Spirit Airlines’ shutdown is more than a corporate collapse. It removes one of the sharpest low-fare competitors in U.S. aviation, a carrier that pushed down prices for leisure travelers, price-sensitive families and smaller-city routes that depended on bargain fares.
Spirit Aviation Holdings said it had started an orderly wind-down of operations effective immediately after rescue talks collapsed, canceling all Spirit flights and telling customers not to go to the airport. The airline said it had no additional funding available and no choice but to close down. Its final flight, Flight 1833 from Detroit to Dallas, landed just after midnight Saturday, and the carrier had been scheduled to operate 277 flights that day, all of them canceled.
The collapse followed a brutal stretch for the airline. Spirit had filed for Chapter 11 bankruptcy on August 29, 2025, after an earlier filing in November 2024. In March 2026, it said it expected to emerge from bankruptcy by early summer under a restructuring agreement that would have cut debt and lease obligations from $7.4 billion before the filing to about $2 billion afterward. That plan unraveled as oil prices rose sharply, damaging the carrier’s financial outlook and undermining the recovery it had expected to make.
The failed rescue effort added another blow. Spirit had been in talks with the Trump administration over a proposed $500 million bailout, but the deal fell apart. CBS News reported that the package would have given the U.S. government a 90% stake in the airline, while some major bondholders, including Citadel, Cyrus Capital and Ares Management Corp., opposed the proposal. Reuters said Spirit was preparing to cease operations around 3 a.m. Saturday in New York as creditor support failed to materialize.

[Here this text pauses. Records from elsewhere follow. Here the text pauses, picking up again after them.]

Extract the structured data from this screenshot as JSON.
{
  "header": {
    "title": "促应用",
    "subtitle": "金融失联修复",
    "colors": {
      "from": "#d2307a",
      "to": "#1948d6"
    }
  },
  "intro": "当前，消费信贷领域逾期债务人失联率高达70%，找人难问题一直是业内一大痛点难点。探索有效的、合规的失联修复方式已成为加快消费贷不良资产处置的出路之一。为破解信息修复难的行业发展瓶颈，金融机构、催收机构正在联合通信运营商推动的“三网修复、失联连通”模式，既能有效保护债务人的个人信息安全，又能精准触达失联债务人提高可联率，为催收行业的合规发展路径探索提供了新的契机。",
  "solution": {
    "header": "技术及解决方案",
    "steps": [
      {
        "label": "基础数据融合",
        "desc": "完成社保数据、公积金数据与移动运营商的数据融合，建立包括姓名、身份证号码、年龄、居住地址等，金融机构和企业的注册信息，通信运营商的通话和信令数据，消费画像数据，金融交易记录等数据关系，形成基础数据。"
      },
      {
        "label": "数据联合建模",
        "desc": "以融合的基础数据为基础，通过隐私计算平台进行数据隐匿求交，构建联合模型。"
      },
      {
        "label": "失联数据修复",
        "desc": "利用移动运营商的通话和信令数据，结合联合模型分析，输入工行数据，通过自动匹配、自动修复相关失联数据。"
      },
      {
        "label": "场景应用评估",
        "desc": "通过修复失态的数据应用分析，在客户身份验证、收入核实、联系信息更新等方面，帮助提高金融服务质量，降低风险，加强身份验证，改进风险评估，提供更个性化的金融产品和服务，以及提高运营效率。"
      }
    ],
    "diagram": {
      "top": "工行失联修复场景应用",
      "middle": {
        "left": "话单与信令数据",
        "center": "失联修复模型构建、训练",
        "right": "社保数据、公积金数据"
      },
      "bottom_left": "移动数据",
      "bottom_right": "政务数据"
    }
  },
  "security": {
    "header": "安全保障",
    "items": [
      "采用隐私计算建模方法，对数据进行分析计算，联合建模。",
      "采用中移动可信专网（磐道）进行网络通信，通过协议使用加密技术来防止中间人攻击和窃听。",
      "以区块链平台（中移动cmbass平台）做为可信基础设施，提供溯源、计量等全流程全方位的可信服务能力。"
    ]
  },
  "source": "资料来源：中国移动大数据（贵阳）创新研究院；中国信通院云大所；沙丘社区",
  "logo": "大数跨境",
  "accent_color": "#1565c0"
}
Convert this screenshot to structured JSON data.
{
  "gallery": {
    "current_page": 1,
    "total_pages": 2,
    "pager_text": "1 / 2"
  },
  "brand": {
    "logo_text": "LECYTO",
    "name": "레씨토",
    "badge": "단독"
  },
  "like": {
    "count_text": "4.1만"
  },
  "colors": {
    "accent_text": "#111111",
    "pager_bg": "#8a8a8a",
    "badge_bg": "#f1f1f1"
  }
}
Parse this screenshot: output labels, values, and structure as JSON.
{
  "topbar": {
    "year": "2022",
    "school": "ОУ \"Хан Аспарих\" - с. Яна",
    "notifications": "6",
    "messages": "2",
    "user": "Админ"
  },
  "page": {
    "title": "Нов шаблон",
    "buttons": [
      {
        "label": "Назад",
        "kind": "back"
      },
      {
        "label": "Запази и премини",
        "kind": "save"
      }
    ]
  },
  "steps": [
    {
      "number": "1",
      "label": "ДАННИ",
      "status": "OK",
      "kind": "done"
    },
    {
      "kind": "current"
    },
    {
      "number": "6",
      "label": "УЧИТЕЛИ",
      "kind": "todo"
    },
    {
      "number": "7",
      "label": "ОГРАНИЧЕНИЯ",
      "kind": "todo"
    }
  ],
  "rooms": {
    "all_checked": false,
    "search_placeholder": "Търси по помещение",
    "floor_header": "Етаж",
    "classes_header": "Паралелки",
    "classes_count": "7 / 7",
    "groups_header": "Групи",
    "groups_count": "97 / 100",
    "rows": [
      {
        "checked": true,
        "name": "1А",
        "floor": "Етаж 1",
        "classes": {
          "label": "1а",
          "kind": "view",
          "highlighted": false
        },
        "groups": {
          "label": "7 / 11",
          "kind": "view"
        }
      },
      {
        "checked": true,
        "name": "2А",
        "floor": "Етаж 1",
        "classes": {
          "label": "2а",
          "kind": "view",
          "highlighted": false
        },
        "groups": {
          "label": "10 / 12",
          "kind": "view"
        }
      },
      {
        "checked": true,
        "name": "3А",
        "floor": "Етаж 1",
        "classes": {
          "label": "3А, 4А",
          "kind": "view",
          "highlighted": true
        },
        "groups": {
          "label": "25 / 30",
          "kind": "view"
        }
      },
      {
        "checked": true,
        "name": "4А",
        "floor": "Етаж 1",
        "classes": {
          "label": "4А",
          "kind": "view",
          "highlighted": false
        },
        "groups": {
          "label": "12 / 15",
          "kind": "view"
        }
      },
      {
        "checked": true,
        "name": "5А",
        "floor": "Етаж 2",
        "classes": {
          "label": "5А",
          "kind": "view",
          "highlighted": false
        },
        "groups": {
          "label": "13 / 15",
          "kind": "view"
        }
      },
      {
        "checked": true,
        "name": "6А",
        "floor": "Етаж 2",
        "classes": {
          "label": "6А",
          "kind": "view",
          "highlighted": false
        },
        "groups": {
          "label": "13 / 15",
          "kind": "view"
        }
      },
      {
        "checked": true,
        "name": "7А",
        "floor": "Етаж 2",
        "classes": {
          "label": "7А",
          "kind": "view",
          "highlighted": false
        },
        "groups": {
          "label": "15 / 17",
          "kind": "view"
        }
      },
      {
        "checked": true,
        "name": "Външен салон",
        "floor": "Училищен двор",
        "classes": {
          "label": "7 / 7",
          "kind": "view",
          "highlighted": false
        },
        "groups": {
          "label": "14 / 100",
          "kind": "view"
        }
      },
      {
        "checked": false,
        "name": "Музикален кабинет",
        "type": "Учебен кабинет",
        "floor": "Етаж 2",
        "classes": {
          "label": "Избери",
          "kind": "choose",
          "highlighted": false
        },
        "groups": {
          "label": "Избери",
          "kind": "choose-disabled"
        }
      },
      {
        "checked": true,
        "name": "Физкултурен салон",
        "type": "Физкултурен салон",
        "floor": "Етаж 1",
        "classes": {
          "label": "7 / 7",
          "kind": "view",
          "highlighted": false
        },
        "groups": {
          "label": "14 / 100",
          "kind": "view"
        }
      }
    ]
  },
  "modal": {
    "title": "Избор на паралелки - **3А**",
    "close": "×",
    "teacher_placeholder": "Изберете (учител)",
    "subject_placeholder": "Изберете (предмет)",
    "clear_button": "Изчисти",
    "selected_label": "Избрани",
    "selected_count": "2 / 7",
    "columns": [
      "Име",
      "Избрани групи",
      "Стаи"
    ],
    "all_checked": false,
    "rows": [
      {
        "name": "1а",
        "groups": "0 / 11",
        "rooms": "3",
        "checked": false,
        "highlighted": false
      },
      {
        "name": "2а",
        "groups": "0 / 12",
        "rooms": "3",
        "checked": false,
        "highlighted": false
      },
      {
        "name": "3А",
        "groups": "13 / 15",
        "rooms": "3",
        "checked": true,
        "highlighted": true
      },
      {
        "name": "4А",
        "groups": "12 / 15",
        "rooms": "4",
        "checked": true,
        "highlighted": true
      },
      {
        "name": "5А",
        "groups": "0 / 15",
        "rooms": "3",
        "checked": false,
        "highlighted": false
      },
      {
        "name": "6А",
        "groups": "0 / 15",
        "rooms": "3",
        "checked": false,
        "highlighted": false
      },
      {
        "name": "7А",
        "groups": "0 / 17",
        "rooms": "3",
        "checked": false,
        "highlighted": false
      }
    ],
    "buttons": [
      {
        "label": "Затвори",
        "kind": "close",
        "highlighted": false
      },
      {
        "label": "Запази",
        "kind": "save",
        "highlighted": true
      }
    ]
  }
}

Spirit said it flew more than 50,000 passengers in the previous day and was trying to get more than 1,300 crew members safely back to their bases. The company, which employs about 17,000 people, said it would automatically refund tickets bought with credit or debit cards, while refunds for vouchers and Free Spirit points would be handled later in the bankruptcy process.
For travelers, the immediate impact is clear: a major source of ultra-low fares has vanished, and the people most exposed are the ones who can least absorb higher prices. Rival airlines and the U.S. Department of Transportation were preparing to help stranded passengers rebook, including capped fares on some Spirit routes, but those measures are a stopgap, not a replacement for the discipline Spirit imposed on the market over more than 30 years.